Other issues with cell phones: navigation. Young friend of mine (late 20s) never learned how to read a paper map and was completely mystified by it. Could not ID our town, or where N,E,S, or W was.

MrLiberty
MrLiberty
  Chubby Bubbles
March 27, 2019 11:32 am

My wife was back in CA with her sister, and they were running back and forth down one of the freeways many days in a row. Same route every day. Sister NEEDED to have her GPS, etc. running in order to know where to go. Virtually all of LA is laid out like a grid, with some streets running all the way from the mountains to the beach with NO name changes. This is a woman in her 60s who grew up and drove most of her life without GPS, and lived in southern CA for most of her life. Sad.
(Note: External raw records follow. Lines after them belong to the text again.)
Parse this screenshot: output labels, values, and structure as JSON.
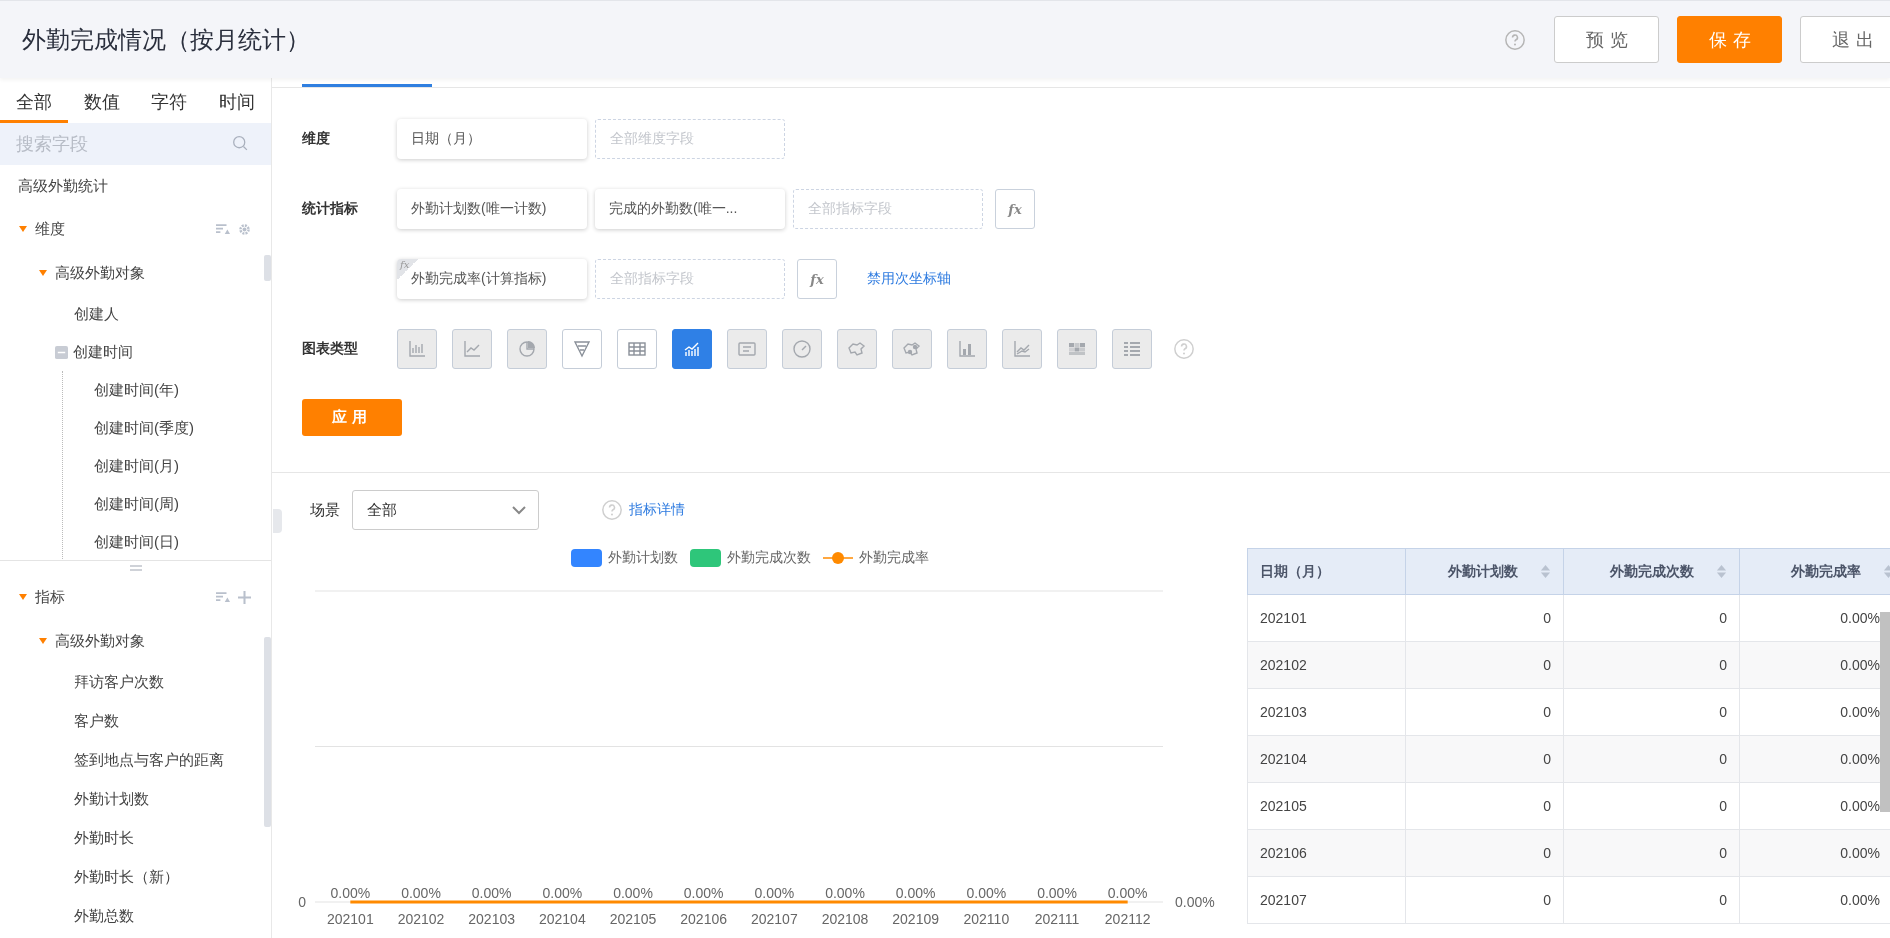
{
  "header": {
    "title": "外勤完成情况（按月统计）",
    "buttons": [
      {
        "label": "预览",
        "kind": "default"
      },
      {
        "label": "保存",
        "kind": "primary"
      },
      {
        "label": "退出",
        "kind": "default"
      }
    ]
  },
  "sidebar": {
    "tabs": [
      {
        "label": "全部",
        "selected": true
      },
      {
        "label": "数值",
        "selected": false
      },
      {
        "label": "字符",
        "selected": false
      },
      {
        "label": "时间",
        "selected": false
      }
    ],
    "search": {
      "placeholder": "搜索字段"
    },
    "dimension_panel": {
      "title": "高级外勤统计",
      "tree": [
        {
          "label": "维度",
          "expanded": true,
          "children": [
            {
              "label": "高级外勤对象",
              "expanded": true,
              "children": [
                {
                  "label": "创建人"
                },
                {
                  "label": "创建时间",
                  "expanded": true,
                  "children": [
                    {
                      "label": "创建时间(年)"
                    },
                    {
                      "label": "创建时间(季度)"
                    },
                    {
                      "label": "创建时间(月)"
                    },
                    {
                      "label": "创建时间(周)"
                    },
                    {
                      "label": "创建时间(日)"
                    }
                  ]
                }
              ]
            }
          ]
        }
      ]
    },
    "metric_panel": {
      "tree": [
        {
          "label": "指标",
          "expanded": true,
          "children": [
            {
              "label": "高级外勤对象",
              "expanded": true,
              "children": [
                {
                  "label": "拜访客户次数"
                },
                {
                  "label": "客户数"
                },
                {
                  "label": "签到地点与客户的距离"
                },
                {
                  "label": "外勤计划数"
                },
                {
                  "label": "外勤时长"
                },
                {
                  "label": "外勤时长（新）"
                },
                {
                  "label": "外勤总数"
                }
              ]
            }
          ]
        }
      ]
    }
  },
  "config": {
    "rows": [
      {
        "label": "维度",
        "items": [
          {
            "kind": "chip",
            "text": "日期（月）"
          },
          {
            "kind": "drop",
            "placeholder": "全部维度字段"
          }
        ]
      },
      {
        "label": "统计指标",
        "items": [
          {
            "kind": "chip",
            "text": "外勤计划数(唯一计数)"
          },
          {
            "kind": "chip",
            "text": "完成的外勤数(唯一..."
          },
          {
            "kind": "drop",
            "placeholder": "全部指标字段"
          },
          {
            "kind": "fx",
            "text": "fx"
          }
        ]
      },
      {
        "items": [
          {
            "kind": "chip",
            "text": "外勤完成率(计算指标)",
            "badge": "fx"
          },
          {
            "kind": "drop",
            "placeholder": "全部指标字段"
          },
          {
            "kind": "fx",
            "text": "fx"
          },
          {
            "kind": "link",
            "text": "禁用次坐标轴"
          }
        ]
      }
    ],
    "chart_type": {
      "label": "图表类型",
      "options": [
        {
          "selected": false,
          "disabled": true
        },
        {
          "selected": false,
          "disabled": true
        },
        {
          "selected": false,
          "disabled": true
        },
        {
          "selected": false,
          "disabled": false
        },
        {
          "selected": false,
          "disabled": false
        },
        {
          "selected": true,
          "disabled": false
        },
        {
          "selected": false,
          "disabled": true
        },
        {
          "selected": false,
          "disabled": true
        },
        {
          "selected": false,
          "disabled": true
        },
        {
          "selected": false,
          "disabled": true
        },
        {
          "selected": false,
          "disabled": true
        },
        {
          "selected": false,
          "disabled": true
        },
        {
          "selected": false,
          "disabled": true
        },
        {
          "selected": false,
          "disabled": true
        }
      ]
    },
    "apply_button": "应用"
  },
  "results": {
    "scene": {
      "label": "场景",
      "value": "全部"
    },
    "details_link": "指标详情",
    "chart": {
      "legend": [
        {
          "name": "外勤计划数",
          "color": "#3385ff",
          "kind": "bar"
        },
        {
          "name": "外勤完成次数",
          "color": "#2ec67a",
          "kind": "bar"
        },
        {
          "name": "外勤完成率",
          "color": "#ff8a00",
          "kind": "line"
        }
      ],
      "left_axis_label": "0",
      "right_axis_label": "0.00%",
      "x_labels": [
        "202101",
        "202102",
        "202103",
        "202104",
        "202105",
        "202106",
        "202107",
        "202108",
        "202109",
        "202110",
        "202111",
        "202112"
      ],
      "point_labels": [
        "0.00%",
        "0.00%",
        "0.00%",
        "0.00%",
        "0.00%",
        "0.00%",
        "0.00%",
        "0.00%",
        "0.00%",
        "0.00%",
        "0.00%",
        "0.00%"
      ]
    },
    "table": {
      "columns": [
        {
          "label": "日期（月）",
          "sortable": false
        },
        {
          "label": "外勤计划数",
          "sortable": true
        },
        {
          "label": "外勤完成次数",
          "sortable": true
        },
        {
          "label": "外勤完成率",
          "sortable": true
        }
      ],
      "rows": [
        [
          "202101",
          "0",
          "0",
          "0.00%"
        ],
        [
          "202102",
          "0",
          "0",
          "0.00%"
        ],
        [
          "202103",
          "0",
          "0",
          "0.00%"
        ],
        [
          "202104",
          "0",
          "0",
          "0.00%"
        ],
        [
          "202105",
          "0",
          "0",
          "0.00%"
        ],
        [
          "202106",
          "0",
          "0",
          "0.00%"
        ],
        [
          "202107",
          "0",
          "0",
          "0.00%"
        ]
      ]
    }
  }
}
Personally, neither my wife nor I use the automated functions for getting around, but I do very much like using Googlemaps and the street view functions to help me know what the key intersections I am turning at look like, what the final destination looks like, etc. Makes getting around in strange areas much more pleasant (without having to turn over control).

EL Coyote
EL Coyote
  MrLiberty
March 27, 2019 11:57 am

“My wife was back in CA with her sister, and they were running back and forth down one of the freeways many days in a row.”

Could it be they were driving?

“This is a woman in her 60s who grew up and drove most of her life without GPS, and lived in southern CA for most of her life. Sad.”

Is it that bad to live in So Cal most of your life?

“Makes getting around in strange areas much more pleasant (without having to turn over control).”

To whom, the cops, gangbangers, the wife?